A week after renowned Hindi scholar Francesca Orsini was deported from Delhi for allegedly violating visa conditions, senior Congress leader Shashi Tharoor has criticised the government’s handling of the incident, saying that “official India needs to grow a thicker skin, a broader mind and a bigger heart.”
Tharoor’s remarks came in response to a column by former BJP MP Swapan Dasgupta, who argued that while the State has every right to enforce visa compliance, it has “no business assessing a professor’s scholarship.” Dasgupta warned that India must avoid giving the impression that it has closed its doors to foreign academics.
Quoting the piece on X, Tharoor said he agreed with Dasgupta’s sentiment, adding that such actions harm India’s global image.
“Rolling out an ‘unwelcome mat’ at our airport immigration counters to deport foreign scholars and academics because of trivial visa violations is doing us far more damage — as a country, a culture and an internationally credible nation — than any number of negative articles in foreign academic journals could ever accomplish,” Tharoor wrote.
He concluded with a sharp message for the authorities:
“Official India needs to grow a thicker skin, a broader mind & a bigger heart.”
Deportation of Francesca Orsini
Orsini, a professor emerita at the School of Oriental and African Studies (SOAS), University of London, was deported from Delhi airport on October 21 after arriving from Hong Kong.

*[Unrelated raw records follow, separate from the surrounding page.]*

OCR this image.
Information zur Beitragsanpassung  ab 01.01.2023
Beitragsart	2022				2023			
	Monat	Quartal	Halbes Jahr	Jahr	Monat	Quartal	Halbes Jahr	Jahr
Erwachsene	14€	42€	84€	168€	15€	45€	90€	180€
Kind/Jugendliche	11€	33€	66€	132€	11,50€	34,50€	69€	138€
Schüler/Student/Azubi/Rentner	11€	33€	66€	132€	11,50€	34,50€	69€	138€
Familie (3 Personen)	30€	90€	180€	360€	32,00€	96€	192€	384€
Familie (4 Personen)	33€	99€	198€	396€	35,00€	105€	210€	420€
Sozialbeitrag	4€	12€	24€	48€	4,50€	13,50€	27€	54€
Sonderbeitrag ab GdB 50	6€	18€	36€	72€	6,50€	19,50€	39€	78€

Officials alleged she was travelling on a tourist visa and had been blacklisted in March for breaching visa rules.
According to a source quoted by PTI, “This is standard global practice — if a person is found violating visa conditions, he or she can be blacklisted.” Government guidelines require foreign nationals to strictly adhere to the purpose of visit declared in their visa applications.
An Italian national, Orsini previously taught at Cambridge University before joining SOAS. Widely regarded as one of the foremost Western scholars of Hindi literature, she is best known for her influential book The Hindi Public Sphere 1920–1940: Language and Literature in the Age of Nationalism.